CSV files containing training and testing datasets are loaded. The MNIST dataset is also loaded and its size is printed. The first few images of the MNIST dataset are displayed along with their labels. The train.head() function is called, likely to check the first few rows of the training data.
An image from the dataset is read and displayed using matplotlib.
The 'id' column from the training dataset is used to locate images in the dataset. A new column 'temp' is created in the dataframe to convert operation symbols to their string equivalents using a custom function. Another column 'Y' is created to form a string representation of the mathematical expression combining the operands and the operator.

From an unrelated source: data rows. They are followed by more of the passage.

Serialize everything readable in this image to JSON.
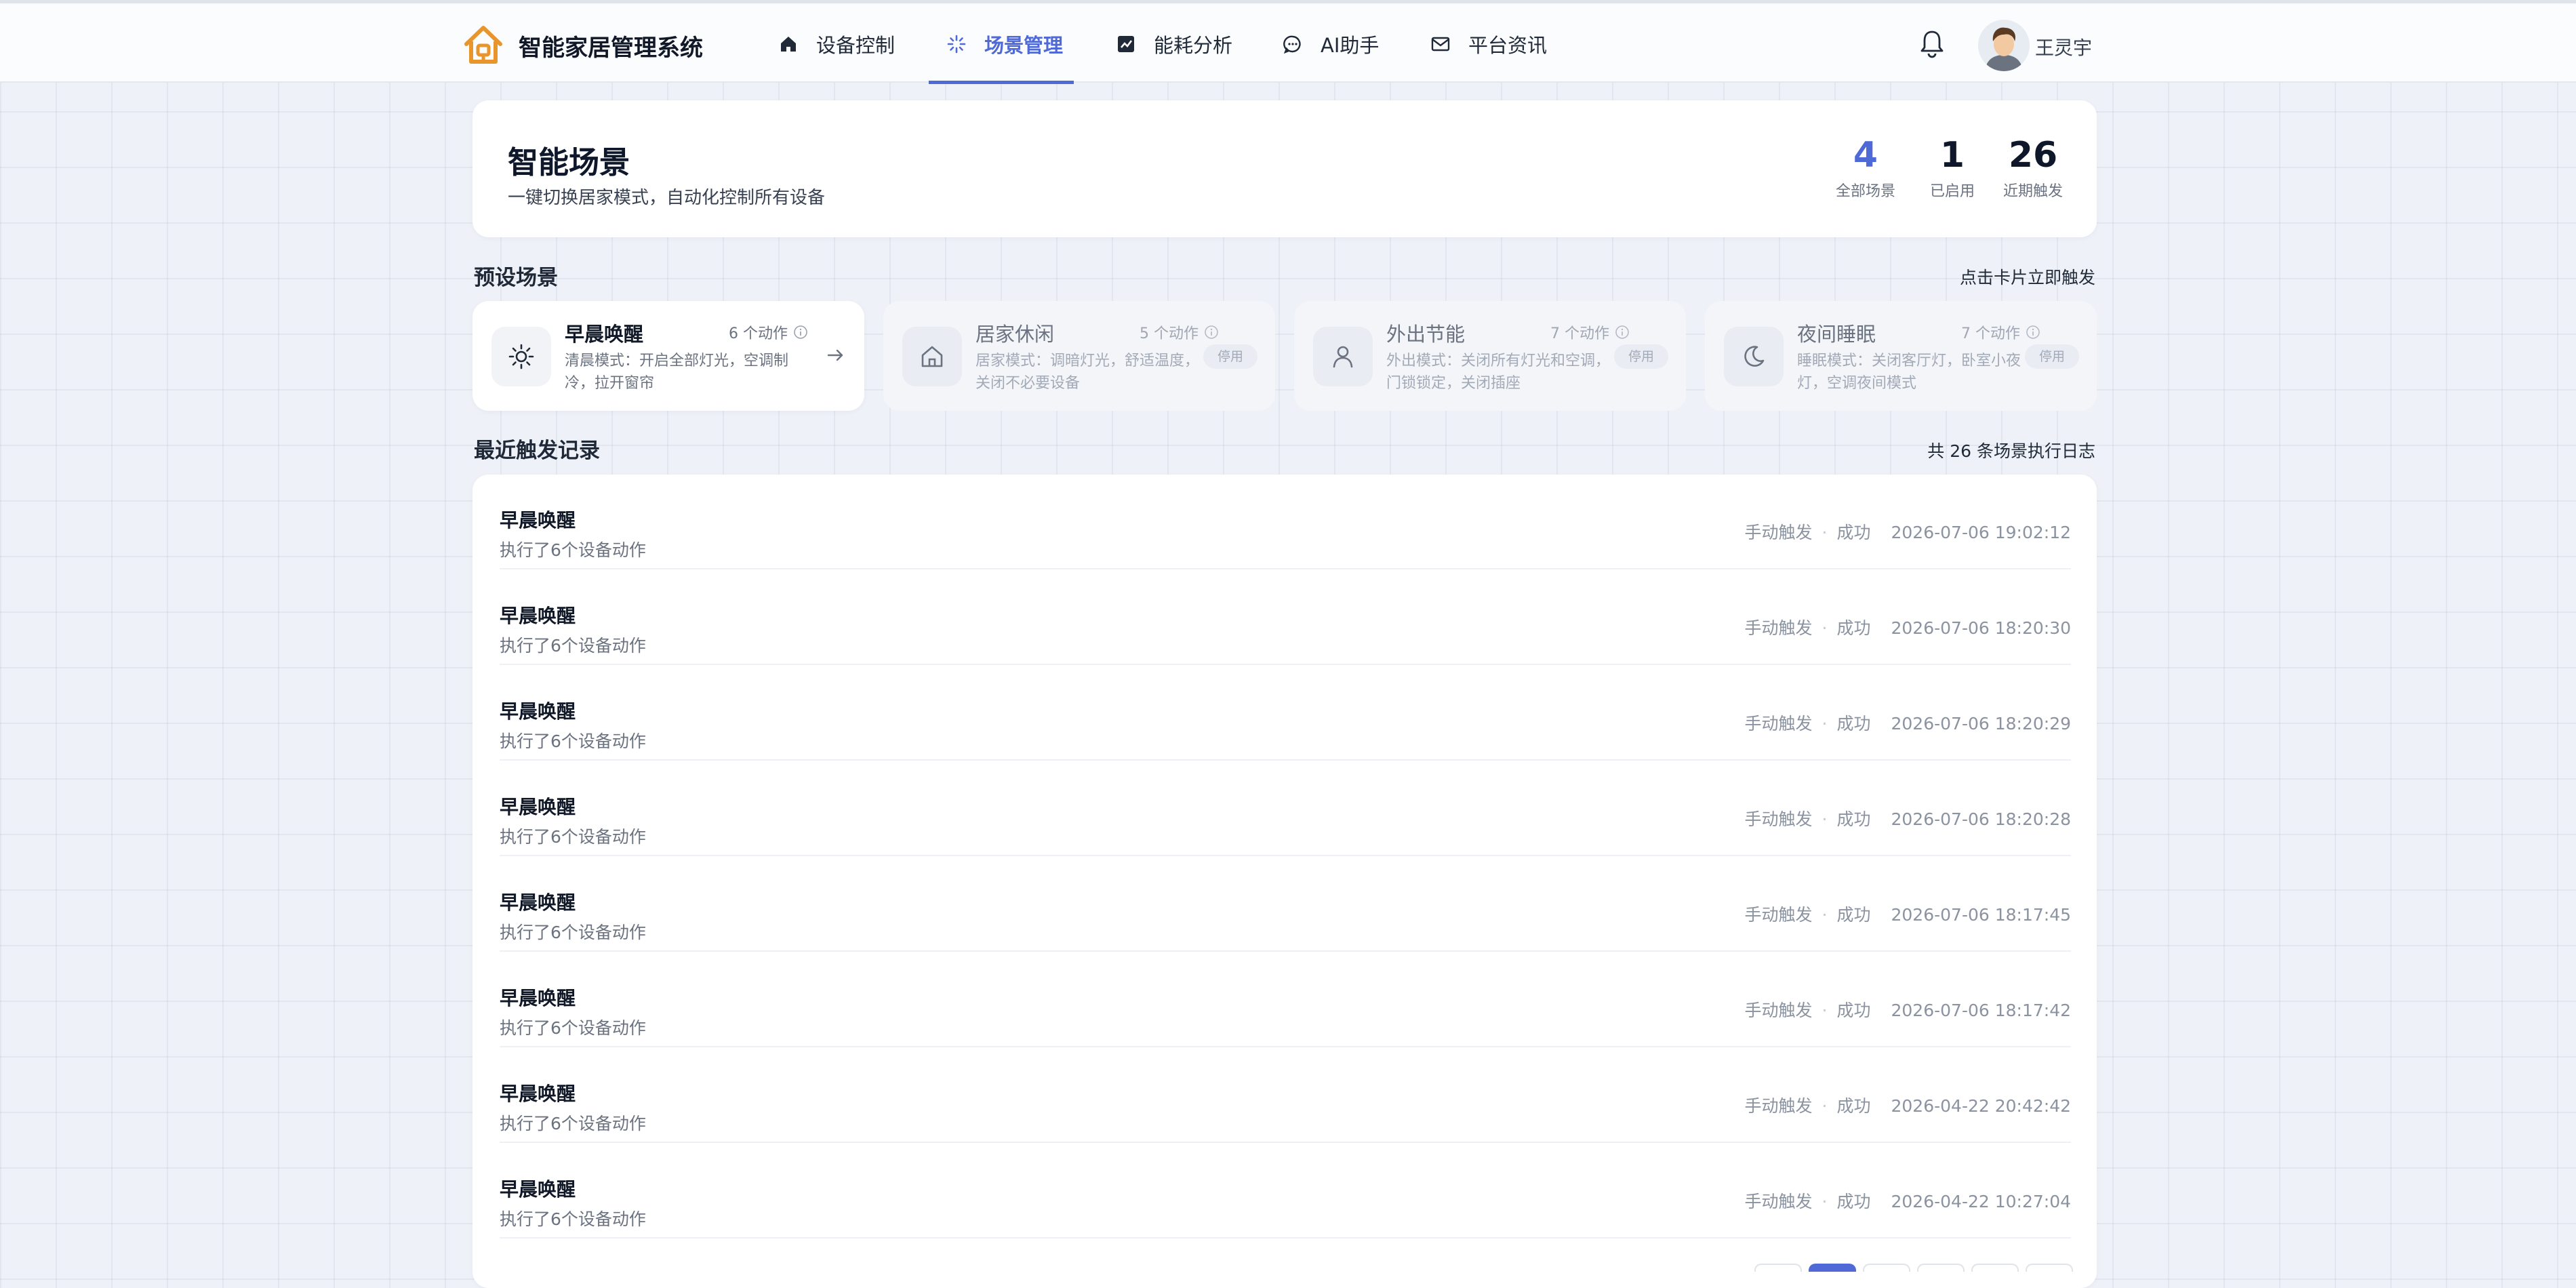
{
  "brand": {
    "name": "智能家居管理系统"
  },
  "nav": {
    "items": [
      {
        "label": "设备控制",
        "icon": "home-icon"
      },
      {
        "label": "场景管理",
        "icon": "sparkle-icon",
        "active": true
      },
      {
        "label": "能耗分析",
        "icon": "chart-icon"
      },
      {
        "label": "AI助手",
        "icon": "chat-icon"
      },
      {
        "label": "平台资讯",
        "icon": "mail-icon"
      }
    ]
  },
  "user": {
    "name": "王灵宇",
    "notification_icon": "bell-icon"
  },
  "hero": {
    "title": "智能场景",
    "subtitle": "一键切换居家模式，自动化控制所有设备",
    "stats": [
      {
        "value": "4",
        "label": "全部场景"
      },
      {
        "value": "1",
        "label": "已启用"
      },
      {
        "value": "26",
        "label": "近期触发"
      }
    ]
  },
  "presets": {
    "title": "预设场景",
    "hint": "点击卡片立即触发",
    "scenes": [
      {
        "name": "早晨唤醒",
        "count": "6 个动作",
        "desc": "清晨模式：开启全部灯光，空调制冷，拉开窗帘",
        "icon": "sun-icon",
        "enabled": true
      },
      {
        "name": "居家休闲",
        "count": "5 个动作",
        "desc": "居家模式：调暗灯光，舒适温度，关闭不必要设备",
        "icon": "house-icon",
        "badge": "停用"
      },
      {
        "name": "外出节能",
        "count": "7 个动作",
        "desc": "外出模式：关闭所有灯光和空调，门锁锁定，关闭插座",
        "icon": "person-icon",
        "badge": "停用"
      },
      {
        "name": "夜间睡眠",
        "count": "7 个动作",
        "desc": "睡眠模式：关闭客厅灯，卧室小夜灯，空调夜间模式",
        "icon": "moon-icon",
        "badge": "停用"
      }
    ]
  },
  "logs": {
    "title": "最近触发记录",
    "summary": "共 26 条场景执行日志",
    "rows": [
      {
        "title": "早晨唤醒",
        "sub": "执行了6个设备动作",
        "trigger": "手动触发",
        "status": "成功",
        "time": "2026-07-06 19:02:12"
      },
      {
        "title": "早晨唤醒",
        "sub": "执行了6个设备动作",
        "trigger": "手动触发",
        "status": "成功",
        "time": "2026-07-06 18:20:30"
      },
      {
        "title": "早晨唤醒",
        "sub": "执行了6个设备动作",
        "trigger": "手动触发",
        "status": "成功",
        "time": "2026-07-06 18:20:29"
      },
      {
        "title": "早晨唤醒",
        "sub": "执行了6个设备动作",
        "trigger": "手动触发",
        "status": "成功",
        "time": "2026-07-06 18:20:28"
      },
      {
        "title": "早晨唤醒",
        "sub": "执行了6个设备动作",
        "trigger": "手动触发",
        "status": "成功",
        "time": "2026-07-06 18:17:45"
      },
      {
        "title": "早晨唤醒",
        "sub": "执行了6个设备动作",
        "trigger": "手动触发",
        "status": "成功",
        "time": "2026-07-06 18:17:42"
      },
      {
        "title": "早晨唤醒",
        "sub": "执行了6个设备动作",
        "trigger": "手动触发",
        "status": "成功",
        "time": "2026-04-22 20:42:42"
      },
      {
        "title": "早晨唤醒",
        "sub": "执行了6个设备动作",
        "trigger": "手动触发",
        "status": "成功",
        "time": "2026-04-22 10:27:04"
      }
    ]
  },
  "colors": {
    "accent": "#4f6ad6",
    "logo": "#e8952c",
    "background": "#eef1f7"
  }
}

A preprocess function is defined to prepare the images. This function: Initializes a blank white image of fixed size (64x256). Crops the input image if it exceeds the fixed size. Puts the cropped input image onto the blank white image to maintain a uniform size across all images. Rotates the image 90 degrees clockwise to match the expected input orientation for the model. This preprocessing function is applied to images from both the training and validation datasets, with specific subsets indicated by train_size and valid_size. The processed images are added to lists train_x and valid_x. MNIST images are also added to train_x after being processed by the same preprocess function.
The lists of preprocessed images are converted to numpy arrays and reshaped to conform to the input shape expected by the neural network (with an added dimension for channels).
The code prepares the labels for use with Connectionist Temporal Classification (CTC) loss, which is commonly used for training sequence recognition models like the one being implemented. Labels are converted from strings to numerical representations, with a mapping that assigns each character a unique integer based on the characters string. The train_y array is initialized with -1, a placeholder for the CTC blank character. train_label_len and train_input_len arrays are initialized to hold the lengths of the true labels and the predicted labels, respectively. This preprocessing step is also done for the validation labels.
The shapes of the processed image and label arrays are confirmed to ensure they are correctly structured for input into the model.